Although most reporting is done electronically via file transfer, a meter used as an instrument of weights and measures has to deal with legacy concepts of accessibility. This typically means access to a physical display. Jurisdictions generally have requirements and specifications related to a meters display size and legibility.

How Triacta Meters Measure Up

The display of the Triacta PowerHawk 6000 series meets the requirements laid out by the American National Standard for Electric Meters (ANSI C12.1). This standard establishes acceptable performance criteria for new types of AC watt-hour meters, demand meters, demand registers, pulse devices and auxiliary devices. It describes acceptable in-service performance levels for meters and devices used in revenue metering.

The display of the Triacta GATWAY exceeds these requirements.

7. Environmental Standards

For electrical submeters (which are typically within a building) it is very common that they must conform to the National Electrical Manufacturers Association’s (NEMA) published specification for enclosures for electrical equipment (NEMA 250-2014).

How Triacta Meters Measure Up

Triacta performs 3rd party lab testing for NEMA 250-2014 compliance on all of its products.

Choosing the Right Meter

If you are going to bill tenants or participate in government incentive programs, you need to choose a metering platform that is robust and accurate enough to handle the job.

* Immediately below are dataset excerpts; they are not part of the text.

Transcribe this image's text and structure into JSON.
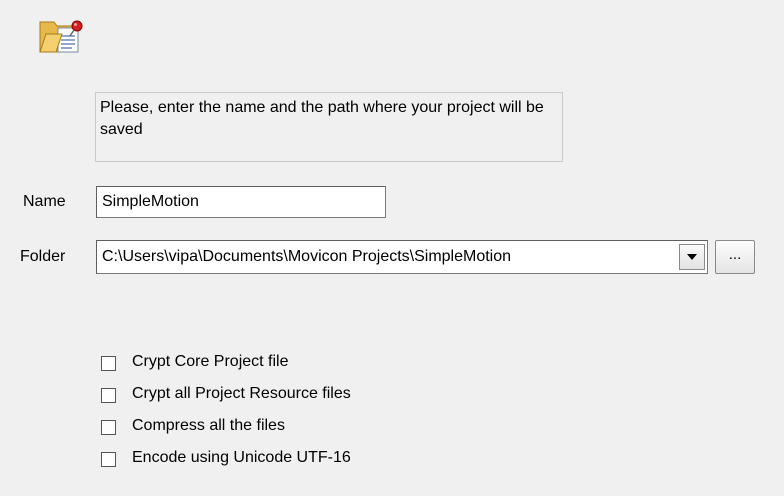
{
  "project_icon": "folder-project-icon",
  "hint": "Please, enter the name and the path where your project will be saved",
  "name": {
    "label": "Name",
    "value": "SimpleMotion"
  },
  "folder": {
    "label": "Folder",
    "value": "C:\\Users\\vipa\\Documents\\Movicon Projects\\SimpleMotion",
    "browse_label": "..."
  },
  "options": [
    {
      "label": "Crypt Core Project file",
      "checked": false
    },
    {
      "label": "Crypt all Project Resource files",
      "checked": false
    },
    {
      "label": "Compress all the files",
      "checked": false
    },
    {
      "label": "Encode using Unicode UTF-16",
      "checked": false
    }
  ]
}
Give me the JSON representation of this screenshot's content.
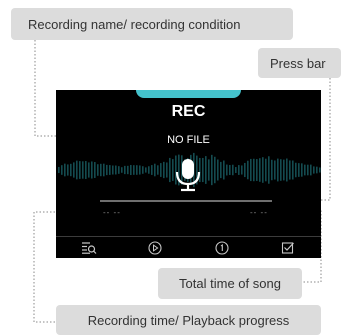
{
  "callouts": {
    "recording_name": "Recording name/ recording condition",
    "press_bar": "Press bar",
    "total_time": "Total time of song",
    "recording_time": "Recording time/ Playback progress"
  },
  "screen": {
    "title": "REC",
    "file_name": "NO FILE",
    "elapsed_time": "-- --",
    "total_time": "-- --",
    "progress": 0,
    "accent_color": "#44c2cc",
    "buttons": [
      {
        "icon": "list-search-icon"
      },
      {
        "icon": "play-icon"
      },
      {
        "icon": "one-icon"
      },
      {
        "icon": "checkbox-icon"
      }
    ]
  }
}
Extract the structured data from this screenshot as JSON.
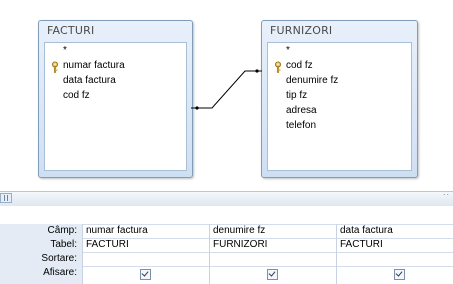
{
  "tables": {
    "facturi": {
      "title": "FACTURI",
      "fields": [
        "*",
        "numar factura",
        "data factura",
        "cod fz"
      ],
      "key_field": "numar factura"
    },
    "furnizori": {
      "title": "FURNIZORI",
      "fields": [
        "*",
        "cod fz",
        "denumire fz",
        "tip fz",
        "adresa",
        "telefon"
      ],
      "key_field": "cod fz"
    }
  },
  "query_grid": {
    "row_labels": [
      "Câmp:",
      "Tabel:",
      "Sortare:",
      "Afisare:"
    ],
    "columns": [
      {
        "field": "numar factura",
        "table": "FACTURI",
        "sort": "",
        "show": true
      },
      {
        "field": "denumire fz",
        "table": "FURNIZORI",
        "sort": "",
        "show": true
      },
      {
        "field": "data factura",
        "table": "FACTURI",
        "sort": "",
        "show": true
      }
    ]
  },
  "icons": {
    "primary_key": "key-icon",
    "splitter": "splitter-handle-icon"
  },
  "colors": {
    "table_header": "#cfdff3",
    "border": "#7f9db9",
    "grid_label_bg": "#e4ebf5"
  }
}
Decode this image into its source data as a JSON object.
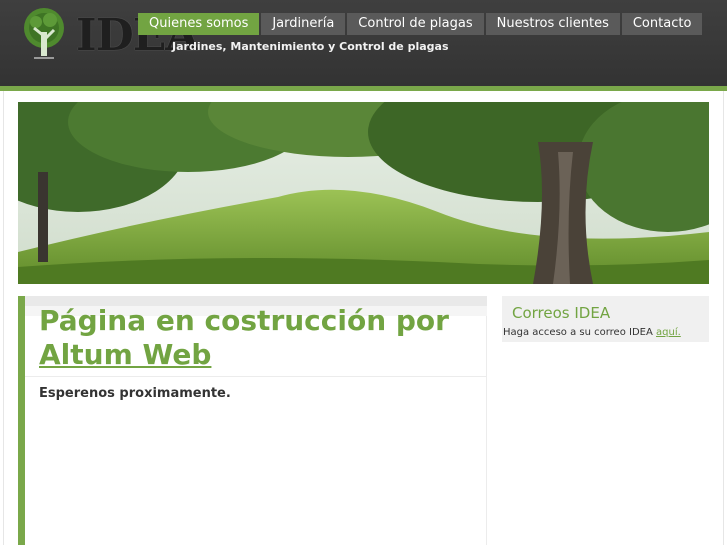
{
  "header": {
    "logo_text": "IDEA",
    "tagline": "Jardines, Mantenimiento y Control de plagas"
  },
  "nav": {
    "items": [
      {
        "label": "Quienes somos",
        "active": true
      },
      {
        "label": "Jardinería",
        "active": false
      },
      {
        "label": "Control de plagas",
        "active": false
      },
      {
        "label": "Nuestros clientes",
        "active": false
      },
      {
        "label": "Contacto",
        "active": false
      }
    ]
  },
  "main": {
    "title_text": "Página en costrucción por",
    "title_link": "Altum Web",
    "intro": "Esperenos proximamente."
  },
  "sidebar": {
    "title": "Correos IDEA",
    "text": "Haga acceso a su correo IDEA",
    "link": "aquí."
  },
  "colors": {
    "accent": "#72a442",
    "header_bg": "#3a3a3a",
    "nav_bg": "#5a5a5a"
  }
}
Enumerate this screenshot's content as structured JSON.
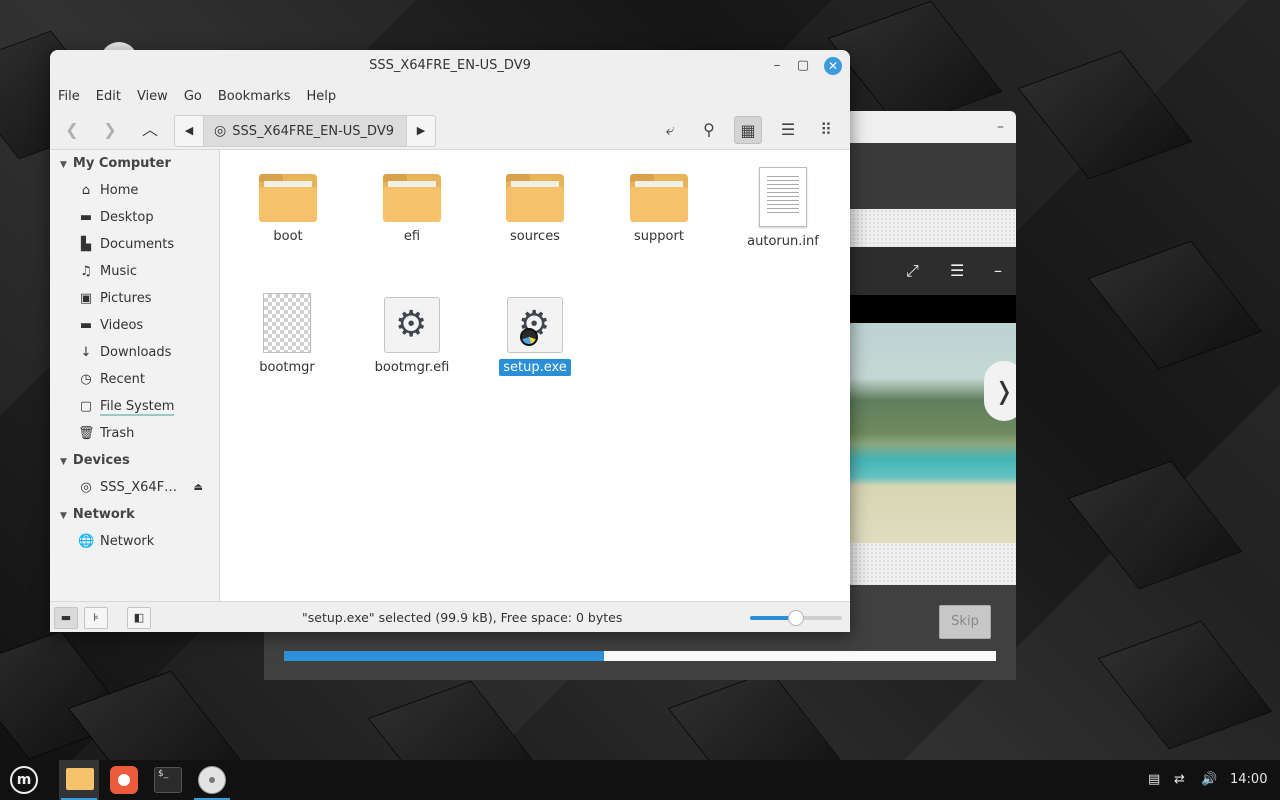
{
  "file_manager": {
    "title": "SSS_X64FRE_EN-US_DV9",
    "menu": [
      "File",
      "Edit",
      "View",
      "Go",
      "Bookmarks",
      "Help"
    ],
    "path_crumb": "SSS_X64FRE_EN-US_DV9",
    "sidebar": {
      "sections": [
        {
          "title": "My Computer",
          "items": [
            {
              "label": "Home",
              "icon": "home-icon"
            },
            {
              "label": "Desktop",
              "icon": "desktop-icon"
            },
            {
              "label": "Documents",
              "icon": "documents-icon"
            },
            {
              "label": "Music",
              "icon": "music-icon"
            },
            {
              "label": "Pictures",
              "icon": "pictures-icon"
            },
            {
              "label": "Videos",
              "icon": "videos-icon"
            },
            {
              "label": "Downloads",
              "icon": "downloads-icon"
            },
            {
              "label": "Recent",
              "icon": "recent-icon"
            },
            {
              "label": "File System",
              "icon": "filesystem-icon"
            },
            {
              "label": "Trash",
              "icon": "trash-icon"
            }
          ]
        },
        {
          "title": "Devices",
          "items": [
            {
              "label": "SSS_X64F…",
              "icon": "disc-icon"
            }
          ]
        },
        {
          "title": "Network",
          "items": [
            {
              "label": "Network",
              "icon": "network-icon"
            }
          ]
        }
      ]
    },
    "files": [
      {
        "name": "boot",
        "type": "folder"
      },
      {
        "name": "efi",
        "type": "folder"
      },
      {
        "name": "sources",
        "type": "folder"
      },
      {
        "name": "support",
        "type": "folder"
      },
      {
        "name": "autorun.inf",
        "type": "text"
      },
      {
        "name": "bootmgr",
        "type": "binary"
      },
      {
        "name": "bootmgr.efi",
        "type": "executable"
      },
      {
        "name": "setup.exe",
        "type": "executable",
        "selected": true
      }
    ],
    "status_text": "\"setup.exe\" selected (99.9 kB), Free space: 0 bytes",
    "zoom_level": 0.5,
    "accent": "#2a8fd6"
  },
  "installer": {
    "skip_label": "Skip",
    "progress": 0.45,
    "progress_color": "#2f91d9"
  },
  "taskbar": {
    "clock": "14:00"
  }
}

Installing cost competitive meters that are regulation approved means you'll have a system that is legally up for the job — and one that will provide you with a reliable building information platform for years to come.

About the Author

Gordon Echlin is Vice President Marketing and Business Development for Triacta Power Solutions LP, where he has been a management team member since 2009. Prior to Triacta, Gordon was a partner for a boutique venture capital firm, Venture Coaches from 2006 to 2009, and started a telematics company, Netistix Technologies, in 2002. Gordon is a Computer Scientist and technologist by education, and prior to Netistix worked in technical, management and sales roles in Mitel Corporation, Newbridge Corporation and several small startups, since graduating in 1982.